From the outset of the health care debate, President Obama and other supporters of the health care bill maintained that no matter how drastically our health care system was overhauled, "If you like your health care plan, you can keep it." Yet less than two months after the President signed the bill into law, we're already beginning to see why so many criticized such promises as empty and impossible to keep.
Big companies with longstanding employer-sponsored health care plans -- such as John Deere, Caterpillar, AT&T, and Verizon -- are examining costs and are contemplating paying a fine to the government in lieu of continuing their much more expensive employee insurance programs. After reviewing Congressionally-requested internal documents from these companies that outlined this possible exodus from employer-sponsored insurance, supporters of the health care bill in Congress were so surprised that they cancelled a proposed hearing on the effects of the new law. The companies' analyses of the impact the new health care revealed worrisome, but far from unexpected estimates.

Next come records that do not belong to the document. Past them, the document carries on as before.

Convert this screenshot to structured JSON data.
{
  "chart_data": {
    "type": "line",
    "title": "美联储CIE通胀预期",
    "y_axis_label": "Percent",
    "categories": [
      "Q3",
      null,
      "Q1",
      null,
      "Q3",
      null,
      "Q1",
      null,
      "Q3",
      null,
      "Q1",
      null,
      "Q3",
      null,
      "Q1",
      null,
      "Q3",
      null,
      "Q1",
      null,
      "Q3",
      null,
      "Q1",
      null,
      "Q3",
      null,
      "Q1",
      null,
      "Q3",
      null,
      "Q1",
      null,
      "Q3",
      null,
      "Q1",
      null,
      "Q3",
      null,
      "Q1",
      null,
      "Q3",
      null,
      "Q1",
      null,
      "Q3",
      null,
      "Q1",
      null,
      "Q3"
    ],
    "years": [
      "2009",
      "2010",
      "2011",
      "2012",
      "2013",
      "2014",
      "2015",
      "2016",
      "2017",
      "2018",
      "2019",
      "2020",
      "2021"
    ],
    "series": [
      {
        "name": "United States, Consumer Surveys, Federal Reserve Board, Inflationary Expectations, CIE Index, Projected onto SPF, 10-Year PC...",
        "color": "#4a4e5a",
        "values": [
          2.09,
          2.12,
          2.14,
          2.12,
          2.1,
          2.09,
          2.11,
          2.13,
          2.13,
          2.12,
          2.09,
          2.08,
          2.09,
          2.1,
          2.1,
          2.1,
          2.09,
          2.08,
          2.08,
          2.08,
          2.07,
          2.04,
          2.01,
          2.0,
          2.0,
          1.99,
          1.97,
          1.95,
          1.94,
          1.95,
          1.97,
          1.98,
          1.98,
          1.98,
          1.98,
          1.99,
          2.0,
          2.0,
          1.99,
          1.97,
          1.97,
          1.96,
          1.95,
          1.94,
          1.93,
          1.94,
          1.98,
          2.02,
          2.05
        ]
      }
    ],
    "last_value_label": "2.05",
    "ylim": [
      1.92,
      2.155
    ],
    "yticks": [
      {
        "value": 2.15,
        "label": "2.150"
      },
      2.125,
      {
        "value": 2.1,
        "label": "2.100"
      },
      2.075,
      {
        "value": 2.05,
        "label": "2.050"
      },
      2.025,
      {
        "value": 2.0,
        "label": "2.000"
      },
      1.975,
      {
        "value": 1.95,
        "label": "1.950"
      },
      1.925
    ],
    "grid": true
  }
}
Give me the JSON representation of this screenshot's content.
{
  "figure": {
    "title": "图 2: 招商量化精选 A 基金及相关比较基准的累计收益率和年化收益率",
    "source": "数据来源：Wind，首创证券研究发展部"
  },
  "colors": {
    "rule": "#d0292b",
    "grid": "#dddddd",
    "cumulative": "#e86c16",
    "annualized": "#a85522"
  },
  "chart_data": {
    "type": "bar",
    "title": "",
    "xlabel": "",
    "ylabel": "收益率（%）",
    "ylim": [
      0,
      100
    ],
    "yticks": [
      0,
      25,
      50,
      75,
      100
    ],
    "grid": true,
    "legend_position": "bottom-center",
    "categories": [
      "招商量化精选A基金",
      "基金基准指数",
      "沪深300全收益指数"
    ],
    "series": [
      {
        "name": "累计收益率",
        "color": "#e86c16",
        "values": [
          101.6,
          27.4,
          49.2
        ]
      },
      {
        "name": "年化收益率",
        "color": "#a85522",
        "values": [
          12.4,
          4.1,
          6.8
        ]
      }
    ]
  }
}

Last July, when the bill was still in the early stages of development, I spoke on the Senate floor warning that the law's penalties for businesses that don't provide health insurance would create a perverse incentive. "When you do the math, this is no penalty at all, compared to the cost of private insurance ... [it would] directly encourage employers to dump their employees" from their health insurance. "Paying the so-called penalty to get out from under these private health insurance costs looks like a pretty smart business decision." The Administration denied this. Now, ten months later, companies are in fact contemplating it.
This provision could have significant savings for businesses and costs for taxpayers. AT&T, for example, estimated that paying the government fine instead of providing employee insurance would cut their annual health care expenses from $2.4 billion to $600 million -- a 75 percent savings, which is jaw-dropping for any business. An official from John Deere has indicated they should look into "just paying the fine," and Caterpillar is giving it "serious consideration." If a major employer discontinues health insurance for its employees, brace yourselves for their competitors to do the same.
And yet, when the Congressional Budget Office scored the health care bill, it assumed that companies would be covering more employees in ten years, not fewer. This optimistic view led to an optimistic cost projection. If an overwhelming number of unanticipated Americans lose their insurance plans and are forced onto state health insurance exchanges, their eligibility for government subsidies would no doubt cause the actual cost of the bill to skyrocket. This would leave us even farther than before from lowering our country's health care costs, and reeling from the law's broken promises. Should businesses follow through with these more cost-effective plans, the promise "If you like your health care, you can keep it" would indeed be broken.